Full details regarding the targets and actual results for the modified awards will be included in the Company's proxy statement for its 2021 annual meeting of stockholders.

Item 7.01. Regulation FD Disclosure.

On August 11, 2020, the Company published a press release announcing the Transaction. A copy of the press release is filed as Exhibit 99.1 to this Current Report on Form 8-K and is incorporated herein by reference.

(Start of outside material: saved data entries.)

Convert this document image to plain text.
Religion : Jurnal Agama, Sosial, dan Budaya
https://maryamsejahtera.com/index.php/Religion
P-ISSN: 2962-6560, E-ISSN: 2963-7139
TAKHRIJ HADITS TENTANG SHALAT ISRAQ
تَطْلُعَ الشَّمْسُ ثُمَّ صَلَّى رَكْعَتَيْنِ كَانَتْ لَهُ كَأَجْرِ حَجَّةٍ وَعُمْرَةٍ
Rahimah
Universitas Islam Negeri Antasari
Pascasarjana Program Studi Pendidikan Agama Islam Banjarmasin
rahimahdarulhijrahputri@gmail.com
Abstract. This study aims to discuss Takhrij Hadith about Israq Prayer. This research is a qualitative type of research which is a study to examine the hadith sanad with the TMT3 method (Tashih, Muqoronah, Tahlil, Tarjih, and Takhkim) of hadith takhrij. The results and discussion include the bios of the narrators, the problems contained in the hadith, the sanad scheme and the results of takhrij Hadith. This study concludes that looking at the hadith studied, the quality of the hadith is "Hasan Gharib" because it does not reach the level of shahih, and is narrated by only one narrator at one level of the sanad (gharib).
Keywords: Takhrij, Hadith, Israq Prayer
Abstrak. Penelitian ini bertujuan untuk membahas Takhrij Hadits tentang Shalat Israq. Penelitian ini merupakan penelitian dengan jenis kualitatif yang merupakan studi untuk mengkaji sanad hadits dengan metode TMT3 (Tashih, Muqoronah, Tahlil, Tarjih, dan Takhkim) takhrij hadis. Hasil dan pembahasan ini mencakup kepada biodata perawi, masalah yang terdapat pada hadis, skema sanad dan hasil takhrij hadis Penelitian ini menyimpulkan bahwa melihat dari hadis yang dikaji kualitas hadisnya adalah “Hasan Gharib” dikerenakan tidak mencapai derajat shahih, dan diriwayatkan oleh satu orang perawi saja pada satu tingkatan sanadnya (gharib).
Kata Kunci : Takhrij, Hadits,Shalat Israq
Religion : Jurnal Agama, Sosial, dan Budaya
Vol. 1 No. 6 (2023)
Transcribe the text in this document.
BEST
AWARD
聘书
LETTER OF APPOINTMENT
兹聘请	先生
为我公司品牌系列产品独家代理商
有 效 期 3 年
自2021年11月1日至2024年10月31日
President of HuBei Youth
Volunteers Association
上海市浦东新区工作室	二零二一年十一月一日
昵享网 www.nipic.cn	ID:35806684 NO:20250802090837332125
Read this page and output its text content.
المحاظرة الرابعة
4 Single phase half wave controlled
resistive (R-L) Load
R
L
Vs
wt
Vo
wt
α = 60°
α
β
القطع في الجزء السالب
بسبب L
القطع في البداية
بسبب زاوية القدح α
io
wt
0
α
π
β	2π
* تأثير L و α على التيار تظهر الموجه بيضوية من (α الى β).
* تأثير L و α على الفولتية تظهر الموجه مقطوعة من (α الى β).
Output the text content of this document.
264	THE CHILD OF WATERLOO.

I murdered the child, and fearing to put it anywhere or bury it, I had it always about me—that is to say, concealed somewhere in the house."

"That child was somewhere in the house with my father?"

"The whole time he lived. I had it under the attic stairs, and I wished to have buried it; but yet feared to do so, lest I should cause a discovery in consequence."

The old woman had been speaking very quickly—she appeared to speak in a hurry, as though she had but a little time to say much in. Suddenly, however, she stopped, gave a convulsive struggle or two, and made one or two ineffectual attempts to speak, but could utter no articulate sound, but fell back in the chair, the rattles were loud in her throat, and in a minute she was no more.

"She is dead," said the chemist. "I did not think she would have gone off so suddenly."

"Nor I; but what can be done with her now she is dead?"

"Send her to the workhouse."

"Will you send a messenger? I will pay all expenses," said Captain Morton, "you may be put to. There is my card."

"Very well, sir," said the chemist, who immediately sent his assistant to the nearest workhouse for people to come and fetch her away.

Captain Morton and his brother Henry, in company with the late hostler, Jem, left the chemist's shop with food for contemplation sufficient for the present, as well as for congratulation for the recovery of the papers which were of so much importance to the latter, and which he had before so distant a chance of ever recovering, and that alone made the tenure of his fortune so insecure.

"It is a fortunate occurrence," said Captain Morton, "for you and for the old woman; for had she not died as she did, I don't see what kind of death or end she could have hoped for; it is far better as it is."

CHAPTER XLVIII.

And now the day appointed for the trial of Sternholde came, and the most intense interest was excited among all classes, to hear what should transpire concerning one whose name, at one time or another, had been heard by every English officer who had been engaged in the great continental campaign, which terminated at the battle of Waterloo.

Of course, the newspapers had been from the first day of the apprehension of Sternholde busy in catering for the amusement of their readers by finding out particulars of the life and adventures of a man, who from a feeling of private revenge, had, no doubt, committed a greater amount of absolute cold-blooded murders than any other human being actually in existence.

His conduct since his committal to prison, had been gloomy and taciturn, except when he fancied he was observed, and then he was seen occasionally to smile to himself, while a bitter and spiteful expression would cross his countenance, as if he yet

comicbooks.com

Item 9.01 Financial Statements and Exhibits.





(d) Exhibits



Exhibit No.   Description of Exhibits

    2.1         Transaction Agreement, dated as of August 10, 2020, by and between HD
              Supply, Inc. and AppleCaramel Buyer, LLC*

   10.1         Form of Transaction Bonus Agreement for John A. Stegeman

   10.2         Form of Restricted Stock Award Agreement - Executive Officer Retention
              Grant

   99.1         Press Release of HD Supply Holdings, Inc., dated August 11, 2020

    104       Cover Page Interactive Data File (embedded within the Inline XBRL
              document)


* Schedules and exhibits have been omitted pursuant to Item 601(b)(2) of Regulation S-K. HD Supply Holdings, Inc. and HD Supply, Inc. will furnish the omitted schedules and exhibits to the Securities and Exchange Commission upon request.